While touring the West Coast in support of their 1987 album, The Joshua Tree, U2 played an impromptu show for 20,000 or so fans at Embarcadero. According to documentarian and attendee Jay Blakesberg, Bono abruptly stepped off the stage during the show and spray-painted a polarizing work of public art, the Vailancourt Fountain, with the words “Rock ’n’ Roll Stops the Traffic."—to some people’s delight and others’ horror.

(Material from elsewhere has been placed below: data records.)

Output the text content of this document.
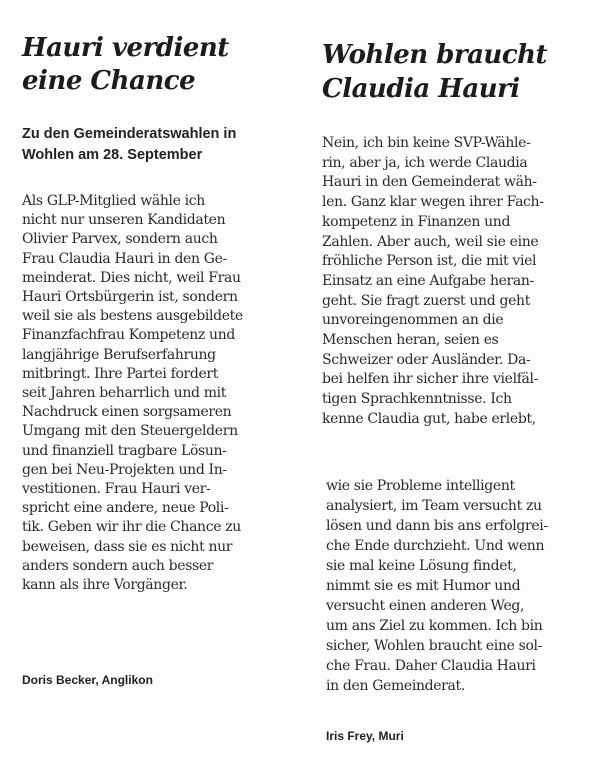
Hauri verdient
eine Chance

Zu den Gemeinderatswahlen in
Wohlen am 28. September

Als GLP-Mitglied wähle ich
nicht nur unseren Kandidaten
Olivier Parvex, sondern auch
Frau Claudia Hauri in den Ge-
meinderat. Dies nicht, weil Frau
Hauri Ortsbürgerin ist, sondern
weil sie als bestens ausgebildete
Finanzfachfrau Kompetenz und
langjährige Berufserfahrung
mitbringt. Ihre Partei fordert
seit Jahren beharrlich und mit
Nachdruck einen sorgsameren
Umgang mit den Steuergeldern
und finanziell tragbare Lösun-
gen bei Neu-Projekten und In-
vestitionen. Frau Hauri ver-
spricht eine andere, neue Poli-
tik. Geben wir ihr die Chance zu
beweisen, dass sie es nicht nur
anders sondern auch besser
kann als ihre Vorgänger.

Doris Becker, Anglikon

Wohlen braucht
Claudia Hauri
Nein, ich bin keine SVP-Wähle-
rin, aber ja, ich werde Claudia
Hauri in den Gemeinderat wäh-
len. Ganz klar wegen ihrer Fach-
kompetenz in Finanzen und
Zahlen. Aber auch, weil sie eine
fröhliche Person ist, die mit viel
Einsatz an eine Aufgabe heran-
geht. Sie fragt zuerst und geht
unvoreingenommen an die
Menschen heran, seien es
Schweizer oder Ausländer. Da-
bei helfen ihr sicher ihre vielfäl-
tigen Sprachkenntnisse. Ich
kenne Claudia gut, habe erlebt,
wie sie Probleme intelligent
analysiert, im Team versucht zu
lösen und dann bis ans erfolgrei-
che Ende durchzieht. Und wenn
sie mal keine Lösung findet,
nimmt sie es mit Humor und
versucht einen anderen Weg,
um ans Ziel zu kommen. Ich bin
sicher, Wohlen braucht eine sol-
che Frau. Daher Claudia Hauri
in den Gemeinderat.

Iris Frey, Muri
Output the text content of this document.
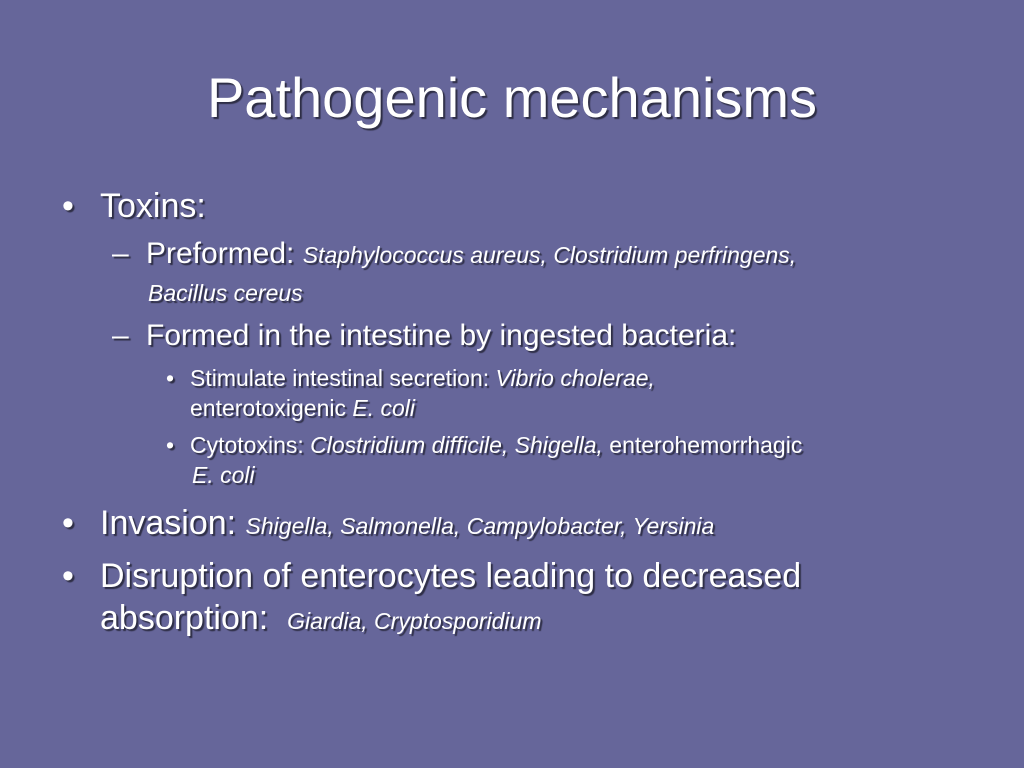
Pathogenic mechanisms
• Toxins:
– Preformed: Staphylococcus aureus, Clostridium perfringens,
Bacillus cereus
– Formed in the intestine by ingested bacteria:
• Stimulate intestinal secretion: Vibrio cholerae,
enterotoxigenic E. coli
• Cytotoxins: Clostridium difficile, Shigella, enterohemorrhagic
E. coli
• Invasion: Shigella, Salmonella, Campylobacter, Yersinia
• Disruption of enterocytes leading to decreased
absorption:  Giardia, Cryptosporidium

The Brian Jonestown Massacre at Spaghetti Western

c. 1990 | 576 Haight St., SF

In case you haven’t seen the rockumentary DiG!, The Brian Jonestown Massacre is an SF-born and bred psychedelic band with a cult following and a front man notorious for his talent and temper. When Anton Newcombe first formed the BJM in 1990, he instigated an unscheduled gig at a Haight-Ashbury brunch spot called Spaghetti Western, attracting onlookers and stopping traffic—until the show was promptly shut down. When he was interviewed for Rock and Roll Explorer Guide to San Francisco and the Bay Area, The BJM’s beloved tambourine player, Joel Gion—who used to work at Amoeba Records in the Haight—remembered this gig and the countless others that followed. 

A Bus Named Larry 

c. 2007-2011 | Various locations 

North Oakland resident and punk elder statesman John Benson bought a decommissioned AC Transit bus for $5,000 in 2007, gutted it, built a stage, installed a PA, converted it to run on vegetable oil and donated it to the East Bay DIY community as an all-ages mobile venue. After the original bus was grounded in Michigan on a trip across the U.S., Benson bought a AC Transit second bus on auction for $2,000 in 2009, which he named Larry Bus in honor of the previous owner, and also retooled it as a mobile DIY venue.

Sand by the Ton 

Jul. 11, 2009 | The Big Art Studios at American Steel 

In the thick of The Great Recession, a West Oakland art collective opened up the American Steel warehouse for a larger-than-life beach party, complete with gigantic sand sculptures, a wading pool and a bounty of illicit substances. By all accounts, it was Oakland’s answer to Burning Man. 

E-40 & Warren G

Aug. 6, 2016 | Golden Gate Park

Sure, it was sponsored by major beer company and took place with the knowledge of festival organizers, but when Bay Area hip-hop hero and Long Beach regulator Warren G performed at a totally mobbed pop-up show near the Heineken tent during the 2016 Outside Lands Music and Arts Festival, it still had that DIY spark.

Real Bay Shit

June 19, 2021 | 1999 Monterey Highway, San Jose 

After months of canceled shows, an audience of 2,000 Covid-weary hardcore fans coalesced in a raucous mosh pit in San Jose. Joined by fellow locals Maya Over Eyes, Santa Cruz’s Scowl and Xibalba from Los Angeles, hometown hardcore heroes Gulch and Drain built a stage themselves, charged $5 a head and helped to usher in a triumphant return of live music to the South Bay.

The Cave Raves

 July 16, 2021 | Sutro Baths 

DIY musicians tend to stay underground for a reason. In the summer of 2021, SF garage rock outfit Pork Belly descended into the cave at Sutro Baths to play a secret show, running on just a portable generator and Covid cabin fever. They played for about a hundred friends and strangers. Unfortunately, SFGate published a recap shortly after, alerting the National Park Service to the unscheduled programming. 

Editor’s Note: A previous version of this story included a write-up of the tragic events at the Ghost Ship warehouse in 2016. We regret including that in our list.